Home-Office Schule, Corona Tag I

Ausnahmesituation, Woche 1

Ein Versuch, der scheiterte

Heute ist der erste Tag der mehr oder weniger freiwilligen auferlegten Ausgangssperre.

 

Heute sind alle zu Hause.

 

Wirklich alle.

 

Mit allen vier Katzen.

 

Heute noch mit allen Nerven – so habe ich es mir zumindest vorgenommen. Ich wünsche mir es zumindest, doch wie mit allen Wünschen, sollte man auch mit diesem Wunsch vorsichtig sein.

 

Der erste Tag des notgedrungenen Hausunterrichts. Die Schulen sind geschlossen. Wir wurden gut eingedeckt mit Lernmaterial. Zu gut. Deutsch, Mathematik, Englisch –  ich nehme mir vor, strukturiert an die Sache ranzugehen. Im Elternbrief wird mir versichert, dass es nur vertiefender Stoff ist, nur Wiederholungen, nichts Neues gelehrt werden soll.  Es beschwichtigt mich nur minimalst. Ich glaube prinzipiell nichts und vertraue nicht mal Niemand persönlich.

 

Während ich seit gestern versuche, meine Tochter auf die gestellten Schulaufgaben vorzubereiten und sie mehr oder weniger subtil darauf aufmerksam mache, dass dies keine Schulferien seien – wir keinen Urlaub genießen würden, zweifle ich immens daran, ob ich meiner neuen Herausforderung gewachsen bin.
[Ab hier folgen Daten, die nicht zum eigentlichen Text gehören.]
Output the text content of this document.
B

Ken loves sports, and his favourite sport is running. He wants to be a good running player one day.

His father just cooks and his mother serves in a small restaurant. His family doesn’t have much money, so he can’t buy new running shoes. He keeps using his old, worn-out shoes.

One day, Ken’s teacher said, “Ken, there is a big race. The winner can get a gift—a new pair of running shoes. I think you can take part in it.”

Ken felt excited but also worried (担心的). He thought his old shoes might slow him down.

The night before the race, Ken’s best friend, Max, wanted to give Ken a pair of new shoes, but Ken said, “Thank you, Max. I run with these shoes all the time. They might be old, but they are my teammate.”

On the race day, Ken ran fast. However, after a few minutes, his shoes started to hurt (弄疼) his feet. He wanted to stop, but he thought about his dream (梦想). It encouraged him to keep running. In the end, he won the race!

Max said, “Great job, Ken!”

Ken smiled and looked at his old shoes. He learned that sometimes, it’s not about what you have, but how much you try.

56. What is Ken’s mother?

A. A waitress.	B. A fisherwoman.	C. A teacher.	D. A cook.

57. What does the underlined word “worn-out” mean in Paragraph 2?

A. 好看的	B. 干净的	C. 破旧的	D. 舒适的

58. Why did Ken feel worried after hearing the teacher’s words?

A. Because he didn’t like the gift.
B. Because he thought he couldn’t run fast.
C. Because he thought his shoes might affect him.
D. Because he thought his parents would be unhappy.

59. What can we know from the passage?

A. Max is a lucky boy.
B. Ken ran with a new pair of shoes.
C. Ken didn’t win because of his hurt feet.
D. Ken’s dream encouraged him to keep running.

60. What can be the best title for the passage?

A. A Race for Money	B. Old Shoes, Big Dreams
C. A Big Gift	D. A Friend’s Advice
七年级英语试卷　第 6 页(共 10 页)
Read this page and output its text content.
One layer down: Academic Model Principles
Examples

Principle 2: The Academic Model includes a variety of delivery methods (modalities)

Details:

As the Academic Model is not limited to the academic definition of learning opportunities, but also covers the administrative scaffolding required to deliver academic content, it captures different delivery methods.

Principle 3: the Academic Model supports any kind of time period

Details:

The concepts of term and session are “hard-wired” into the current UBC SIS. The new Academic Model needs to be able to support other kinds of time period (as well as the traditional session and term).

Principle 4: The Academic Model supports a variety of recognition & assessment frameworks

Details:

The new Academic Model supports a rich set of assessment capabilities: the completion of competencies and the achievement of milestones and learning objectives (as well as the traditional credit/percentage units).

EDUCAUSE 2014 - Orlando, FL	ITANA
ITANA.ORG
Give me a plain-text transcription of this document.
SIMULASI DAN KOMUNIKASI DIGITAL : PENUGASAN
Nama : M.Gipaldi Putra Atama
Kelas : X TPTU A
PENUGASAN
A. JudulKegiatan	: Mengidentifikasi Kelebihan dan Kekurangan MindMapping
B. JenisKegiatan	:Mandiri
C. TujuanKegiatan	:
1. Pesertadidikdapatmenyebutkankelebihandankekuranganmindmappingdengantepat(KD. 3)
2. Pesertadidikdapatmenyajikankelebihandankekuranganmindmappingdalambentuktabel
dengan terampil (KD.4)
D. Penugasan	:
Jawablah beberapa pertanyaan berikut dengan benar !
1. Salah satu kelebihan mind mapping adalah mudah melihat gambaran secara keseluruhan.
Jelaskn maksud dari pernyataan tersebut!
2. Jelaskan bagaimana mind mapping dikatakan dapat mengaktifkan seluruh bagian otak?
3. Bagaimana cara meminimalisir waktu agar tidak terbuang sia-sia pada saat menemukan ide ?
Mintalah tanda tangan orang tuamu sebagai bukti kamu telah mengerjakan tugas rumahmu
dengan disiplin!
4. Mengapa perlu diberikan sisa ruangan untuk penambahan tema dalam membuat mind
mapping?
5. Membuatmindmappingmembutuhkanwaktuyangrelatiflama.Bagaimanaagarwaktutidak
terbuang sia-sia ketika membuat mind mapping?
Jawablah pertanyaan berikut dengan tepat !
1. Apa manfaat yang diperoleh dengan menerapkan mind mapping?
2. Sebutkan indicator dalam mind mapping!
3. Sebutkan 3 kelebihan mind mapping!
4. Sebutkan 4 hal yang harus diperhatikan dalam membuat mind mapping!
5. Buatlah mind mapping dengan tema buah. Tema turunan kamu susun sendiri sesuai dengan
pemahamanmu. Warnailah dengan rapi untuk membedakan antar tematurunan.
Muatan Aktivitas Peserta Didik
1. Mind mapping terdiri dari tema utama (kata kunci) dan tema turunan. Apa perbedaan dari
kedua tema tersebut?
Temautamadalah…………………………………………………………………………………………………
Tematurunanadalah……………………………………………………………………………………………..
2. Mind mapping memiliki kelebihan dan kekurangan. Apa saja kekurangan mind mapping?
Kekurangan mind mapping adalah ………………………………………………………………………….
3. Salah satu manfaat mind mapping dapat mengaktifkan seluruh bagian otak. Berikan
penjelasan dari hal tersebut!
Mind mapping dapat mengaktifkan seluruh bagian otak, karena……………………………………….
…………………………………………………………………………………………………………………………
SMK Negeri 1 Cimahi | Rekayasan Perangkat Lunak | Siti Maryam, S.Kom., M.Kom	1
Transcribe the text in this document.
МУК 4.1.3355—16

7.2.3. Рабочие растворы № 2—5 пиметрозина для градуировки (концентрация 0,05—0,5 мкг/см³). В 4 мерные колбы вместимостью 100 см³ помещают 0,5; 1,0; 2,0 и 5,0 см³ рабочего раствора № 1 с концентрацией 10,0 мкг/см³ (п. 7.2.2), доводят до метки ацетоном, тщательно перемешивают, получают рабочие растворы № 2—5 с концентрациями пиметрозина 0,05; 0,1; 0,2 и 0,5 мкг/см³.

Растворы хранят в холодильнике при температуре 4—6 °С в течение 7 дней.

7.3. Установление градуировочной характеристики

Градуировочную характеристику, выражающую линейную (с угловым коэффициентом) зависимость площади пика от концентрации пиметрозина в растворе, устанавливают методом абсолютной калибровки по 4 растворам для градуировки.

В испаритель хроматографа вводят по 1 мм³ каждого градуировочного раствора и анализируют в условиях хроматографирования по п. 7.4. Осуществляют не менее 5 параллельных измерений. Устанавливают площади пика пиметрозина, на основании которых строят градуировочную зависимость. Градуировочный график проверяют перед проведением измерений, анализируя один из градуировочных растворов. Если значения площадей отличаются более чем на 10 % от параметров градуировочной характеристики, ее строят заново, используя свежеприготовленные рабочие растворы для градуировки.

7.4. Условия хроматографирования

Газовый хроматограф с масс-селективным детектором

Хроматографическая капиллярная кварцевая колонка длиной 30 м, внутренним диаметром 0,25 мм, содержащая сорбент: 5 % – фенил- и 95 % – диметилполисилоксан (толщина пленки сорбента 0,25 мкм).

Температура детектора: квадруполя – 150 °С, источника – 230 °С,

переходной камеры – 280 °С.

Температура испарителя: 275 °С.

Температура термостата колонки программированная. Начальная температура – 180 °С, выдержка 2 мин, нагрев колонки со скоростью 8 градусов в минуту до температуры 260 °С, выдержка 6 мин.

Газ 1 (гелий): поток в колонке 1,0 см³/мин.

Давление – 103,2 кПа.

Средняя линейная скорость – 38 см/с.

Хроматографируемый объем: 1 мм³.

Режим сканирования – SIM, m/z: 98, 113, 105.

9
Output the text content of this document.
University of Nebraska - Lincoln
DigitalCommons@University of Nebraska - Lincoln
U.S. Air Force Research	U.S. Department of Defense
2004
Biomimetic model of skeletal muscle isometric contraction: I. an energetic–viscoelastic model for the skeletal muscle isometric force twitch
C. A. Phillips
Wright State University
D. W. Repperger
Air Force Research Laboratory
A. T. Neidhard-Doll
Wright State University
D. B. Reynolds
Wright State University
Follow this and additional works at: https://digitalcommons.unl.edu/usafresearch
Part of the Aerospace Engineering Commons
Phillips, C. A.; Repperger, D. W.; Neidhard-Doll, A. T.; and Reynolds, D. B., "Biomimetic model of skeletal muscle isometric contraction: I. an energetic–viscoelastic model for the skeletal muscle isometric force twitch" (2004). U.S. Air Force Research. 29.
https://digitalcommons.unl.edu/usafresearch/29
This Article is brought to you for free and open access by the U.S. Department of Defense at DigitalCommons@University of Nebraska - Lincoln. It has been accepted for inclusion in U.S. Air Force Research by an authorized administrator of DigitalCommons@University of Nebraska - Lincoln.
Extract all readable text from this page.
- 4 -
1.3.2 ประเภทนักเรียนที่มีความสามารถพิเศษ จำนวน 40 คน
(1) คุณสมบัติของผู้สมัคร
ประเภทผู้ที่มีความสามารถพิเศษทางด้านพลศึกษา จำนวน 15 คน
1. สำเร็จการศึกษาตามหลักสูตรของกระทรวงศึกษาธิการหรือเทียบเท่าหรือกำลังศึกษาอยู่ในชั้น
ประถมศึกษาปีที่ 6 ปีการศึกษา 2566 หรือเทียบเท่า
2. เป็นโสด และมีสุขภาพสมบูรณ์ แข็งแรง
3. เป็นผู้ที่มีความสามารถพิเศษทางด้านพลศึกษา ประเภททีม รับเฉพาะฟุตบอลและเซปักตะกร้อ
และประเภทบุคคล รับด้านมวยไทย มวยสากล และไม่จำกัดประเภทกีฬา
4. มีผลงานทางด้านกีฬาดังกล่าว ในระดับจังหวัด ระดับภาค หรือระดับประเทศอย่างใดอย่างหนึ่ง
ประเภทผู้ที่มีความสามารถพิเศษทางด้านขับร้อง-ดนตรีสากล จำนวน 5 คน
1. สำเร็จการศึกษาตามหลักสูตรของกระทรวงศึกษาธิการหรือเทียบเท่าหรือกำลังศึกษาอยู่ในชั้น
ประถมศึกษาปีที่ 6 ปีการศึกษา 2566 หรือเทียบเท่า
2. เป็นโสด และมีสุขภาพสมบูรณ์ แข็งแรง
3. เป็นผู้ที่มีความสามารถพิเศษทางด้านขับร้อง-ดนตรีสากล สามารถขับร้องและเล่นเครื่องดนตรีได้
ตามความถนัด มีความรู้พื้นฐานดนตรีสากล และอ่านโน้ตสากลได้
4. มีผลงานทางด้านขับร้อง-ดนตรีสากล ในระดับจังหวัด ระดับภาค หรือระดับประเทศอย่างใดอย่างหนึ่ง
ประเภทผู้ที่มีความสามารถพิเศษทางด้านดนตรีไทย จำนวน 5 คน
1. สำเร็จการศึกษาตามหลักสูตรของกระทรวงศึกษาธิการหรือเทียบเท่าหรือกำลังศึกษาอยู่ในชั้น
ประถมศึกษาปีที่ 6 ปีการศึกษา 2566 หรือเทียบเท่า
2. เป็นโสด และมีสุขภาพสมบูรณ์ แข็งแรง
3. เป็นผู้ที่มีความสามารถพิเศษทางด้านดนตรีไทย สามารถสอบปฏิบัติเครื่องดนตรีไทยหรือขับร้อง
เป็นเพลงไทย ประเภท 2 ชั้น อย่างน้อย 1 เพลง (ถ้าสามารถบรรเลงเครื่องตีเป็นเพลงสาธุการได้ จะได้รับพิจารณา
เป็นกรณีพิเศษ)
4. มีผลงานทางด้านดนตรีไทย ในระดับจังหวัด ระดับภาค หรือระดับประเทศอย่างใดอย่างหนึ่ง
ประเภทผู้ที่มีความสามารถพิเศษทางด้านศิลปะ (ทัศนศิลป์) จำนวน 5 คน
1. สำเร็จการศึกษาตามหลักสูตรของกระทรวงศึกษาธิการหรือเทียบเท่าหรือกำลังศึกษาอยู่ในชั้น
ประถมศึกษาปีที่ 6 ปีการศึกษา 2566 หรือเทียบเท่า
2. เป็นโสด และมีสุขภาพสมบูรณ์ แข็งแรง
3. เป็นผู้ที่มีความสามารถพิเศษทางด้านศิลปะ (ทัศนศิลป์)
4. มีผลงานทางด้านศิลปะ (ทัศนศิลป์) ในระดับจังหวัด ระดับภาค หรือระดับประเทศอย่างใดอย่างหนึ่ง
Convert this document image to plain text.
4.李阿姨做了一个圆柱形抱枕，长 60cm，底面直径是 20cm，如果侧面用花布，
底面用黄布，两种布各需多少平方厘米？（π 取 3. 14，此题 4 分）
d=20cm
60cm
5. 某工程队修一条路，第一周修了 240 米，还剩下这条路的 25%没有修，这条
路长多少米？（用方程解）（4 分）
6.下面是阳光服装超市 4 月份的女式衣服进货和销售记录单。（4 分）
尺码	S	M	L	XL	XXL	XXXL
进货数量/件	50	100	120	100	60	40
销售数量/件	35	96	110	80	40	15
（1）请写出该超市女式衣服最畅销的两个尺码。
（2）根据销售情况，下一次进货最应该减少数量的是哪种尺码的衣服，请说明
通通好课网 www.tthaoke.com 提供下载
Ich fühlte mich noch nie dazu befähigt, mit neuen Herausforderungen zu wachsen. Im Gegenteil, ich verwachse mit ihnen zu etwas Neuem. Zu einem neuen chaotischen Kuddelmuddel.  Nur mein Mut bleibt mir, wie auch heute. Es ist jedoch nicht der frohe Mut, nein, es ist der Mut der Verzweiflung. Der Mut meines Dilemmas. Ich versuche es zunächst vernünftig. Ich erkläre meiner Tochter, wie toll es denn wäre, jetzt von zu Hause aus zu lernen. Wie super chillig es wäre. Wie entspannt sie die Aufgaben erledigen könne. Ich sie dabei unterstütze würde nach Kräften. Wir zwei gemeinsam.

 

Fakt ist, dass mir jegliche Kraft schon bei meiner Überzeugungsarbeit verloren ging.

 

Fakt ist, dass unter meinem Nervenkostüm ein jämmerliches Bündel an undefinierten Nervenfasern hing.  Motivationslos und doch so angespannt. Abwartend, auf der Lauer und doch resignierend. So war es nur eine Frage der Zeit, bis das von mir so sorgfältig platzierte Nervenkostüm    zwischen all den Emotionen in Stücke sprengte.

 

Fakt ist, dass all meine Bemühungen von meiner Tochter ignoriert wurden.

 

Fakt ist, dass morgen auch noch ein Tag ist.  

Tag 2.

Fakt ist, dass wir das Corona-Virus besiegen werden. Das Leben findet immer einen weg.

 

 

 

 


Um Missverständnissen vorzubeugen. Ich bin mir dem Ernst der Lage bewusst. Ich hadere, ich fürchte. Es sind neue Zeiten. Neue Vorkommnisse. Neue Wege werden gesucht und gefunden. Wir alle gestalten und strukturieren unser Leben um. Wir müssen. Das Thema Covid-19 ist kein Kinkerlitzchen. Halten wir zusammen, damit wir einander wieder an den Händen halten können.